形式重視型の目標管理が生まれてしまう要因

坪谷邦生氏(以下、坪谷):まさに「個の主観」は「主人公感」だと思いますし、個の主観を「組織の主観」に向けてつないでいくという話ですね。その時に、高いクオリティで力を発揮するという部分は「個の客観(強み)」だと思いました。確かに、今のお話はこの4象限で語れそうだと感じました。

(坪谷邦生氏『図解 目標管理入門 マネジメントの原理原則を使いこなしたい人のための「理論と実践」100のツボ』より)

山田裕嗣氏(以下、山田):今の坪谷さんの補足で、なるほどと思いました。「人事が良い仕事をしようとすると形式重視型の目標管理をしてしまう」というのは、人事が悪いという話ではなくて、経営者もそれが人事の仕事だと思って期待している。

要は「人事にとっての良い仕事は、ちゃんと制度を回していることだ」と思われているのはなぜだろうと考えると、前提となる組織観が違うんだなと。この図でいう「組織の主観」が扱われていなかったからなんだと思いました。
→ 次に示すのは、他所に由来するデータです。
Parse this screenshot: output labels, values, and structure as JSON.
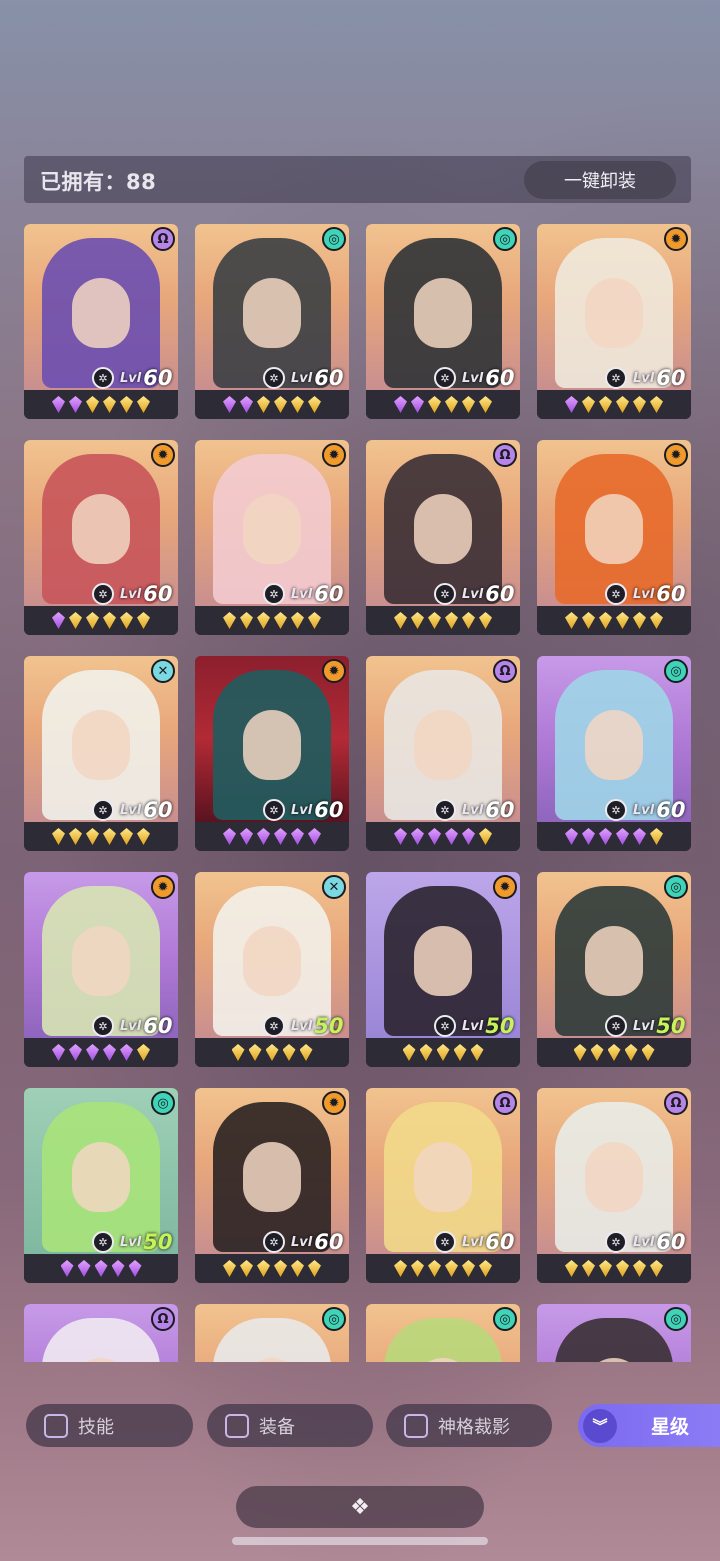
{
  "header": {
    "owned_label": "已拥有：88",
    "unequip_all_label": "一键卸装"
  },
  "colors": {
    "accent": "#8b7cf2",
    "element_dark": "#b784e8",
    "element_wind": "#3fd4b8",
    "element_fire": "#f09a2c",
    "element_water": "#7ad8e0"
  },
  "level_prefix": "Lvl",
  "heroes": [
    {
      "bg": "orange",
      "element": "dark",
      "level": "60",
      "gems": [
        "p",
        "p",
        "y",
        "y",
        "y",
        "y"
      ]
    },
    {
      "bg": "orange",
      "element": "wind",
      "level": "60",
      "gems": [
        "p",
        "p",
        "y",
        "y",
        "y",
        "y"
      ]
    },
    {
      "bg": "orange",
      "element": "wind",
      "level": "60",
      "gems": [
        "p",
        "p",
        "y",
        "y",
        "y",
        "y"
      ]
    },
    {
      "bg": "orange",
      "element": "fire",
      "level": "60",
      "gems": [
        "p",
        "y",
        "y",
        "y",
        "y",
        "y"
      ]
    },
    {
      "bg": "orange",
      "element": "fire",
      "level": "60",
      "gems": [
        "p",
        "y",
        "y",
        "y",
        "y",
        "y"
      ]
    },
    {
      "bg": "orange",
      "element": "fire",
      "level": "60",
      "gems": [
        "y",
        "y",
        "y",
        "y",
        "y",
        "y"
      ]
    },
    {
      "bg": "orange",
      "element": "dark",
      "level": "60",
      "gems": [
        "y",
        "y",
        "y",
        "y",
        "y",
        "y"
      ]
    },
    {
      "bg": "orange",
      "element": "fire",
      "level": "60",
      "gems": [
        "y",
        "y",
        "y",
        "y",
        "y",
        "y"
      ]
    },
    {
      "bg": "orange",
      "element": "water",
      "level": "60",
      "gems": [
        "y",
        "y",
        "y",
        "y",
        "y",
        "y"
      ]
    },
    {
      "bg": "crimson",
      "element": "fire",
      "level": "60",
      "gems": [
        "p",
        "p",
        "p",
        "p",
        "p",
        "p"
      ]
    },
    {
      "bg": "orange",
      "element": "dark",
      "level": "60",
      "gems": [
        "p",
        "p",
        "p",
        "p",
        "p",
        "y"
      ]
    },
    {
      "bg": "purple",
      "element": "wind",
      "level": "60",
      "gems": [
        "p",
        "p",
        "p",
        "p",
        "p",
        "y"
      ]
    },
    {
      "bg": "purple",
      "element": "fire",
      "level": "60",
      "gems": [
        "p",
        "p",
        "p",
        "p",
        "p",
        "y"
      ]
    },
    {
      "bg": "orange",
      "element": "water",
      "level": "50",
      "gems": [
        "y",
        "y",
        "y",
        "y",
        "y"
      ]
    },
    {
      "bg": "lav",
      "element": "fire",
      "level": "50",
      "gems": [
        "y",
        "y",
        "y",
        "y",
        "y"
      ]
    },
    {
      "bg": "orange",
      "element": "wind",
      "level": "50",
      "gems": [
        "y",
        "y",
        "y",
        "y",
        "y"
      ]
    },
    {
      "bg": "green",
      "element": "wind",
      "level": "50",
      "gems": [
        "p",
        "p",
        "p",
        "p",
        "p"
      ]
    },
    {
      "bg": "orange",
      "element": "fire",
      "level": "60",
      "gems": [
        "y",
        "y",
        "y",
        "y",
        "y",
        "y"
      ]
    },
    {
      "bg": "orange",
      "element": "dark",
      "level": "60",
      "gems": [
        "y",
        "y",
        "y",
        "y",
        "y",
        "y"
      ]
    },
    {
      "bg": "orange",
      "element": "dark",
      "level": "60",
      "gems": [
        "y",
        "y",
        "y",
        "y",
        "y",
        "y"
      ]
    },
    {
      "bg": "purple",
      "element": "dark",
      "level": "",
      "gems": []
    },
    {
      "bg": "orange",
      "element": "wind",
      "level": "",
      "gems": []
    },
    {
      "bg": "orange",
      "element": "wind",
      "level": "",
      "gems": []
    },
    {
      "bg": "purple",
      "element": "wind",
      "level": "",
      "gems": []
    }
  ],
  "filters": {
    "skill_label": "技能",
    "equipment_label": "装备",
    "divine_shadow_label": "神格裁影",
    "star_label": "星级"
  },
  "bottom": {
    "icon": "diamond-cluster-icon"
  }
}
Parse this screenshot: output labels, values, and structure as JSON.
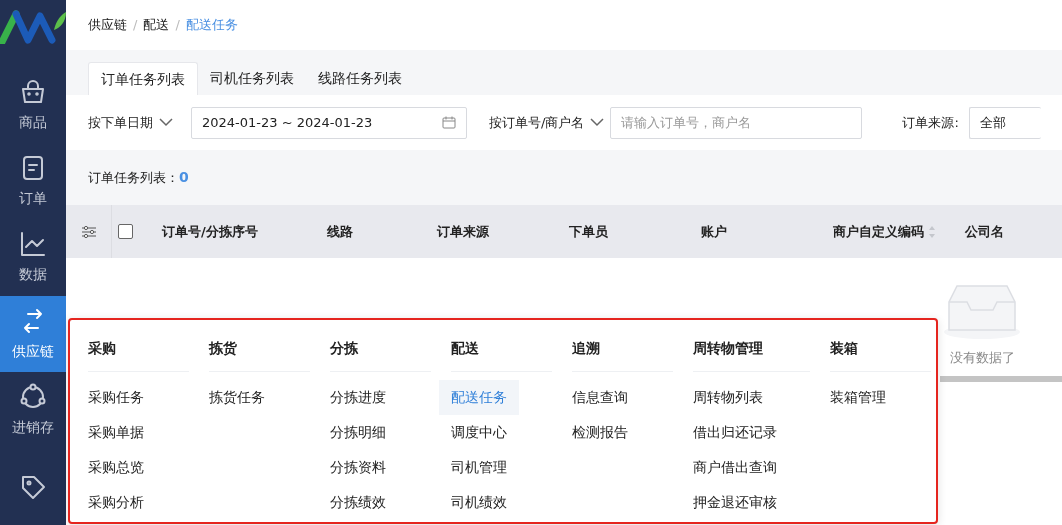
{
  "sidebar": {
    "items": [
      {
        "label": "商品",
        "selected": false
      },
      {
        "label": "订单",
        "selected": false
      },
      {
        "label": "数据",
        "selected": false
      },
      {
        "label": "供应链",
        "selected": true
      },
      {
        "label": "进销存",
        "selected": false
      },
      {
        "selected": false
      }
    ]
  },
  "breadcrumb_separators": [
    "/",
    "/"
  ],
  "breadcrumb": [
    {
      "label": "供应链",
      "current": false
    },
    {
      "label": "配送",
      "current": false
    },
    {
      "label": "配送任务",
      "current": true
    }
  ],
  "tabs": [
    {
      "label": "订单任务列表",
      "selected": true
    },
    {
      "label": "司机任务列表",
      "selected": false
    },
    {
      "label": "线路任务列表",
      "selected": false
    }
  ],
  "filters": {
    "date_mode": "按下单日期",
    "date_range": "2024-01-23 ~ 2024-01-23",
    "search_mode": "按订单号/商户名",
    "search": {
      "placeholder": "请输入订单号，商户名"
    },
    "source": {
      "label": "订单来源:",
      "value": "全部"
    }
  },
  "summary": {
    "label": "订单任务列表：",
    "count": "0"
  },
  "table": {
    "select_all": {
      "checked": false
    },
    "columns": [
      {
        "label": "订单号/分拣序号",
        "sortable": false
      },
      {
        "label": "线路",
        "sortable": false
      },
      {
        "label": "订单来源",
        "sortable": false
      },
      {
        "label": "下单员",
        "sortable": false
      },
      {
        "label": "账户",
        "sortable": false
      },
      {
        "label": "商户自定义编码",
        "sortable": true
      },
      {
        "label": "公司名",
        "sortable": false
      }
    ],
    "empty_text": "没有数据了"
  },
  "menu": {
    "columns": [
      {
        "title": "采购",
        "items": [
          {
            "label": "采购任务",
            "selected": false
          },
          {
            "label": "采购单据",
            "selected": false
          },
          {
            "label": "采购总览",
            "selected": false
          },
          {
            "label": "采购分析",
            "selected": false
          }
        ]
      },
      {
        "title": "拣货",
        "items": [
          {
            "label": "拣货任务",
            "selected": false
          }
        ]
      },
      {
        "title": "分拣",
        "items": [
          {
            "label": "分拣进度",
            "selected": false
          },
          {
            "label": "分拣明细",
            "selected": false
          },
          {
            "label": "分拣资料",
            "selected": false
          },
          {
            "label": "分拣绩效",
            "selected": false
          }
        ]
      },
      {
        "title": "配送",
        "items": [
          {
            "label": "配送任务",
            "selected": true
          },
          {
            "label": "调度中心",
            "selected": false
          },
          {
            "label": "司机管理",
            "selected": false
          },
          {
            "label": "司机绩效",
            "selected": false
          }
        ]
      },
      {
        "title": "追溯",
        "items": [
          {
            "label": "信息查询",
            "selected": false
          },
          {
            "label": "检测报告",
            "selected": false
          }
        ]
      },
      {
        "title": "周转物管理",
        "items": [
          {
            "label": "周转物列表",
            "selected": false
          },
          {
            "label": "借出归还记录",
            "selected": false
          },
          {
            "label": "商户借出查询",
            "selected": false
          },
          {
            "label": "押金退还审核",
            "selected": false
          }
        ]
      },
      {
        "title": "装箱",
        "items": [
          {
            "label": "装箱管理",
            "selected": false
          }
        ]
      }
    ]
  }
}
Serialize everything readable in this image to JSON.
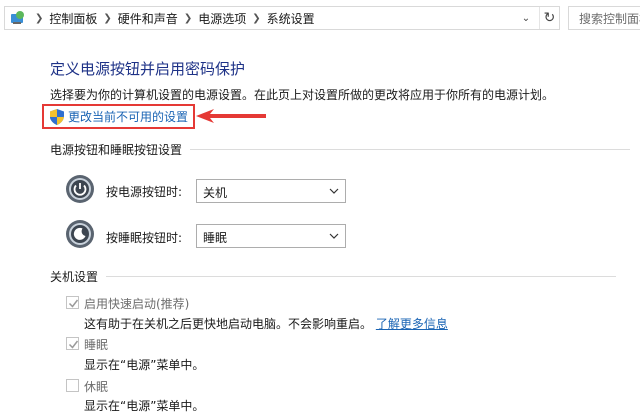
{
  "address_bar": {
    "breadcrumbs": [
      "控制面板",
      "硬件和声音",
      "电源选项",
      "系统设置"
    ],
    "search_placeholder": "搜索控制面板"
  },
  "page": {
    "title": "定义电源按钮并启用密码保护",
    "description": "选择要为你的计算机设置的电源设置。在此页上对设置所做的更改将应用于你所有的电源计划。",
    "change_link": "更改当前不可用的设置"
  },
  "power_section": {
    "heading": "电源按钮和睡眠按钮设置",
    "power_label": "按电源按钮时:",
    "power_value": "关机",
    "sleep_label": "按睡眠按钮时:",
    "sleep_value": "睡眠"
  },
  "shutdown_section": {
    "heading": "关机设置",
    "fast_startup": {
      "label": "启用快速启动(推荐)",
      "checked": true,
      "desc": "这有助于在关机之后更快地启动电脑。不会影响重启。",
      "link": "了解更多信息"
    },
    "sleep": {
      "label": "睡眠",
      "checked": true,
      "desc": "显示在“电源”菜单中。"
    },
    "hibernate": {
      "label": "休眠",
      "checked": false,
      "desc": "显示在“电源”菜单中。"
    }
  },
  "colors": {
    "title": "#1e3287",
    "link": "#1a64b4",
    "highlight": "#e53935"
  }
}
今までは「組織の客観」として主に業績を上げることが大事にされていて、そのために「個の客観」として人の強みが扱われました。ただ、それだけでは足りないということで「個の主観」である夢を扱おうとしたけど、「組織の主観」である使命にはまだ届いていない、という構図なんだなという理解をしました。

目標管理がうまくいかなくなる、2段階の落とし穴

坪谷:そうなんですよ! ご理解いただけてすごくうれしいです。私の見立てだと2段階あると思っています。まず、例えば人事の「人事制度を作ることができる」「運用を正しく行うことができる」という強みと業績がつながってないパターンがあると思います。人事制度を作ったからといって、業績は上がらないんですよね(笑)。

山田:(笑)。

坪谷:強みと業績のつながりが切れていて、現場との齟齬が起きたり、人事担当者がやりがいをなくしたり、逆に管理側の締め付けにいってしまうのが1段階目です。

2段階目は、強みと業績はつながっている状態です。「確かにこの仕組みでいくと業績は上がる」というところまで合意が取れて回り出したけど、業績と使命がつながっていないので、ノルマ型になって疲弊してしまう。「組織の中の主観と客観が切れている」というのが2段階目です。

山田:なるほど、わかりやすい。

坪谷:よかったです。私も今、すごくつながった感じがしました。

嘉村賢州氏(以下、嘉村):例えば、「Why」と「How」と「What」があった時に、仕事の現場でHowは共有するけどWhyが抜けてしまっていたりすると、「テレアポ100件やってこいよ」とか。

「案件につながる新規顧客を開拓する」というWhyのためにやってるけど、「どんなかけ方でもいいから、100本かければいいんでしょ」という感じになっちゃうのは、Whyが抜けているのにも近い感じがします。

主観の部分をちゃんと共有することは、すべての物事にWhyの筋を通すような感じだと思うんですけど、そこのソリューションは今後どういうふうに展開されていくんでしょうか。

切れてしまった、個人と組織のつながりを取り戻すには

坪谷:例えば、テレアポ100件で結果を出すというのは個の客観(強み)だと思うんですよね。嘉村さんがおっしゃるとおり、「100件やったよ」というだけだと、主観とつながってないから、たぶん個の主観が乾いていくと思うんですよ。

でも、「これをやることで、元来僕がやりたかった『将来起業する』という夢につながるはずだ」「勇気を持ってお客さんにグイグイ踏み込んでいく力をつけたら、自分の夢にちゃんとつながるんだ」と思ってテレアポをしている人は、夢と強みがつながっている。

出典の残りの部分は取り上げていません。